En y repensant elle se souvint même d’un détail qui la troubla.
Elle avait vu Nicolaï entrer dans le bureau de son mari mais elle ne l’avait pas vu en ressortir… Était-elle occupée à ce moment-là à sortir le gâteau du four ? Tatiana réfléchissait.
Son mari était venu goûter le gâteau mais à aucun moment il ne lui avait parlé de Nicolaï. Elle était inquiète…
Tout en vidant d’un trait son verre de vodka pour faire passer le goût du vatrouchka, NicolaÏ maugréa « Par Saint Wladimir ! Cloud s’est encore trompé : ce n’est pas moi qui suis mort empoisonné, mais Gilles… On n’y comprends plus rien ». Puis il repris de sa superbe et décida de mettre au point un plan pour à la fois tirer partie des âmes humaines et protéger Tatiana, sa fille.
Tatiana qu’il chérissait plus que tout au monde. A sa naissance, il avait émis quelques doutes sur sa paternité et puis, elle avait grandi, il avait fait taire ses doutes pour aimer cette jeune fille devenue femme. Elle paraissait un peu perturbée ces derniers temps. Il devrait interroger Svetlana, sa meilleure amie. Ses idées n’étaient plus très claires en cette fin d’après-midi. Il avait dû trier les champignons pour ne garder que les vénéneux pour son vaste plan. Le vatrouchka continuait à lui peser sur l’estomac. Sur ces entrefaites, il attrapa la bouteille de vodka pour s’éclaircir les idées…
Un verre, deux verres, trois verres, bientôt il n’arriva plus à se souvenir de quand il avait commencé, seul le niveau de la bouteille, en chute vertigineuse aurait pu lui donner un indice mais c’était trop tard. Son esprit divagua…. Il faut donc à peine surpris lorsqu’il vit deux trolls des bois rentrer chez lui et découper le crâne de son ami afin d’en extraire la quintessence de sa cervelle !
– Tatiana ! Tatiana ! hurla-t-il en se signant trois fois. Par la barbe d’Odinanévitch Kostaropoulitch, que ces trolls soient damnés ! Apporte-moi vite ma paille des grands jours, afin que je suçote moi aussi l’élixir sacré de cette cervelle ! Ta vatrouchka me reste sur l’estomac !

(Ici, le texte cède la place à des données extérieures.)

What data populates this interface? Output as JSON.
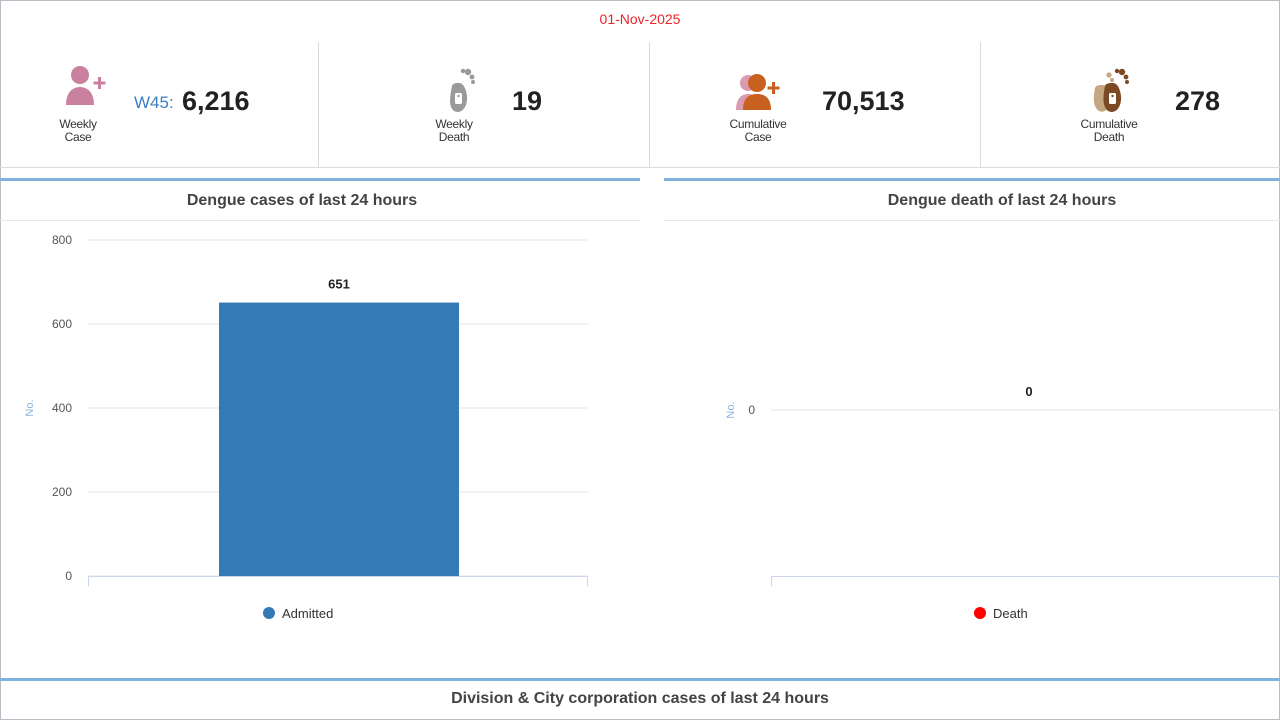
{
  "header": {
    "date": "01-Nov-2025"
  },
  "stats": {
    "weekly_case": {
      "label_line1": "Weekly",
      "label_line2": "Case",
      "week_label": "W45:",
      "value": "6,216",
      "icon": "user-plus-icon"
    },
    "weekly_death": {
      "label_line1": "Weekly",
      "label_line2": "Death",
      "value": "19",
      "icon": "foot-tag-icon"
    },
    "cumulative_case": {
      "label_line1": "Cumulative",
      "label_line2": "Case",
      "value": "70,513",
      "icon": "users-plus-icon"
    },
    "cumulative_death": {
      "label_line1": "Cumulative",
      "label_line2": "Death",
      "value": "278",
      "icon": "feet-tag-icon"
    }
  },
  "colors": {
    "admitted": "#337ab7",
    "death": "#ff0000",
    "accent_line": "#7fb1dc",
    "date": "#e8262a",
    "week": "#3c7ec4"
  },
  "panels": {
    "cases": {
      "title": "Dengue cases of last 24 hours"
    },
    "deaths": {
      "title": "Dengue death of last 24 hours"
    }
  },
  "chart_data": [
    {
      "type": "bar",
      "title": "Dengue cases of last 24 hours",
      "categories": [
        ""
      ],
      "series": [
        {
          "name": "Admitted",
          "values": [
            651
          ],
          "color": "#337ab7"
        }
      ],
      "ylabel": "No.",
      "xlabel": "",
      "ylim": [
        0,
        800
      ],
      "yticks": [
        0,
        200,
        400,
        600,
        800
      ],
      "grid": true,
      "data_labels": true,
      "legend": "bottom-center"
    },
    {
      "type": "bar",
      "title": "Dengue death of last 24 hours",
      "categories": [
        ""
      ],
      "series": [
        {
          "name": "Death",
          "values": [
            0
          ],
          "color": "#ff0000"
        }
      ],
      "ylabel": "No.",
      "xlabel": "",
      "yticks": [
        0
      ],
      "grid": true,
      "data_labels": true,
      "legend": "bottom-center"
    }
  ],
  "bottom": {
    "title": "Division & City corporation cases of last 24 hours"
  }
}
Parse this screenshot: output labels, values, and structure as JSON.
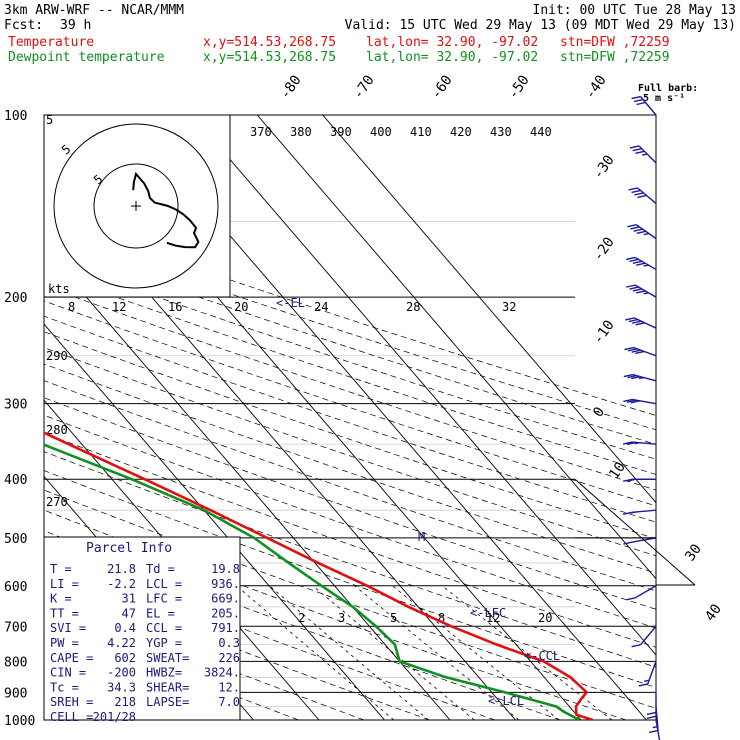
{
  "header": {
    "model": "3km ARW-WRF -- NCAR/MMM",
    "init": "Init: 00 UTC Tue 28 May 13",
    "fcst_label": "Fcst:",
    "fcst_value": "39 h",
    "valid": "Valid: 15 UTC Wed 29 May 13 (09 MDT Wed 29 May 13)",
    "line1": {
      "label": "Temperature",
      "xy": "x,y=514.53,268.75",
      "latlon": "lat,lon= 32.90, -97.02",
      "stn": "stn=DFW ,72259"
    },
    "line2": {
      "label": "Dewpoint temperature",
      "xy": "x,y=514.53,268.75",
      "latlon": "lat,lon= 32.90, -97.02",
      "stn": "stn=DFW ,72259"
    },
    "full_barb": "Full barb:",
    "full_barb_value": "5 m s⁻¹"
  },
  "chart_data": {
    "type": "line",
    "pressure_levels": [
      100,
      200,
      300,
      400,
      500,
      600,
      700,
      800,
      900,
      1000
    ],
    "pressure_labels": [
      "100",
      "200",
      "300",
      "400",
      "500",
      "600",
      "700",
      "800",
      "900",
      "1000"
    ],
    "top_isotherm_labels": [
      "-80",
      "-70",
      "-60",
      "-50",
      "-40"
    ],
    "right_isotherm_labels": [
      "-30",
      "-20",
      "-10",
      "0",
      "10"
    ],
    "lower_right_labels": [
      "30",
      "40"
    ],
    "theta_labels": [
      "370",
      "380",
      "390",
      "400",
      "410",
      "420",
      "430",
      "440"
    ],
    "theta_side_labels": [
      "290",
      "280",
      "270"
    ],
    "mixing_ratio_labels": [
      "2",
      "3",
      "5",
      "8",
      "12",
      "20"
    ],
    "hodo_kts_label": "kts",
    "hodo_speed_labels": [
      "8",
      "12",
      "16",
      "20",
      "24",
      "28",
      "32"
    ],
    "hodo_ring_labels": [
      "5",
      "5",
      "5"
    ],
    "series": [
      {
        "name": "Temperature",
        "color": "#e01010",
        "points": [
          [
            1000,
            21.8
          ],
          [
            980,
            20.0
          ],
          [
            950,
            21.0
          ],
          [
            920,
            23.0
          ],
          [
            900,
            24.5
          ],
          [
            850,
            24.0
          ],
          [
            800,
            22.0
          ],
          [
            750,
            17.0
          ],
          [
            700,
            12.5
          ],
          [
            650,
            8.5
          ],
          [
            600,
            5.0
          ],
          [
            550,
            0.5
          ],
          [
            500,
            -4.0
          ],
          [
            450,
            -9.0
          ],
          [
            400,
            -15.0
          ],
          [
            350,
            -22.0
          ],
          [
            300,
            -30.0
          ],
          [
            250,
            -40.0
          ],
          [
            225,
            -46.0
          ],
          [
            200,
            -52.0
          ],
          [
            180,
            -55.0
          ],
          [
            160,
            -58.0
          ],
          [
            140,
            -59.0
          ],
          [
            120,
            -60.0
          ],
          [
            100,
            -62.0
          ]
        ]
      },
      {
        "name": "Dewpoint temperature",
        "color": "#109020",
        "points": [
          [
            1000,
            19.8
          ],
          [
            970,
            18.5
          ],
          [
            950,
            18.0
          ],
          [
            900,
            12.0
          ],
          [
            850,
            5.0
          ],
          [
            800,
            0.0
          ],
          [
            750,
            1.5
          ],
          [
            700,
            1.0
          ],
          [
            650,
            0.0
          ],
          [
            600,
            -2.0
          ],
          [
            550,
            -4.0
          ],
          [
            500,
            -6.0
          ],
          [
            450,
            -10.0
          ],
          [
            400,
            -17.0
          ],
          [
            350,
            -26.0
          ],
          [
            300,
            -38.0
          ],
          [
            270,
            -50.0
          ],
          [
            250,
            -56.0
          ],
          [
            220,
            -60.0
          ],
          [
            200,
            -62.0
          ],
          [
            180,
            -65.0
          ],
          [
            160,
            -70.0
          ],
          [
            140,
            -75.0
          ],
          [
            120,
            -78.0
          ],
          [
            100,
            -80.0
          ]
        ]
      }
    ],
    "annotations": [
      "<-EL",
      "M",
      "<-LFC",
      "<-CCL",
      "<-LCL"
    ],
    "parcel_info": {
      "title": "Parcel Info",
      "rows": [
        [
          "T  =",
          "21.8",
          "Td =",
          "19.8"
        ],
        [
          "LI =",
          "-2.2",
          "LCL =",
          "936."
        ],
        [
          "K  =",
          "31",
          "LFC =",
          "669."
        ],
        [
          "TT =",
          "47",
          "EL =",
          "205."
        ],
        [
          "SVI =",
          "0.4",
          "CCL =",
          "791."
        ],
        [
          "PW =",
          "4.22",
          "YGP =",
          "0.3"
        ],
        [
          "CAPE =",
          "602",
          "SWEAT=",
          "226"
        ],
        [
          "CIN =",
          "-200",
          "HWBZ=",
          "3824."
        ],
        [
          "Tc =",
          "34.3",
          "SHEAR=",
          "12."
        ],
        [
          "SREH =",
          "218",
          "LAPSE=",
          "7.0"
        ],
        [
          "CELL =",
          "201/28",
          "",
          ""
        ]
      ]
    },
    "wind_profile": [
      [
        100,
        320,
        30
      ],
      [
        120,
        315,
        35
      ],
      [
        140,
        310,
        40
      ],
      [
        160,
        305,
        45
      ],
      [
        180,
        300,
        45
      ],
      [
        200,
        300,
        45
      ],
      [
        225,
        295,
        40
      ],
      [
        250,
        290,
        40
      ],
      [
        275,
        285,
        35
      ],
      [
        300,
        280,
        30
      ],
      [
        350,
        275,
        25
      ],
      [
        400,
        270,
        20
      ],
      [
        450,
        265,
        15
      ],
      [
        500,
        260,
        12
      ],
      [
        600,
        240,
        10
      ],
      [
        700,
        220,
        12
      ],
      [
        800,
        200,
        15
      ],
      [
        900,
        180,
        20
      ],
      [
        950,
        175,
        15
      ],
      [
        1000,
        170,
        10
      ]
    ]
  }
}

Il fut étonné de découvrir qu’elle était succulente, bien meilleure que tout ce qu’il avait goûté jusque là. Au diable la vodka, le jus de cervelle était nettement supérieur et déjà s’échafaudait dans son esprit un terrible plan pour récupérer davantage de cette substance et la commercialiser.
Il se voyait déjà à la tête d’une entreprise à la mesure, que dis-je, à la démesure de ses ambitions. Plus question de dormir, ses nuits étaient consacrées à l’élaboration de plans plus crapuleux les uns que les autres. La cervelle en grande quantité, bon sang, où se la procurer ?
Il ouvrirait les yeux sur ce quotidien cadencé, programmé, distillé telle une succession de petits points prévisibles. il ne sortirait pas de ce cadre pourtant sans bordure. Le bout de son regard se poserait sur ses mains domptees à la même danse…tracant une écriture fine et régulière sans sortir de ces lignes bleues. Pourtant au bout de la page oui juste en haut ou en bas assez d espace pour s échapper et même sur le côté la marge celle qui lui permettrait de revenir..ou de repartir. Cet espace qu il suffisait de regarder pour découvrir un ailleurs et peut être tourner la page pour investir demain avec ou sans poudre.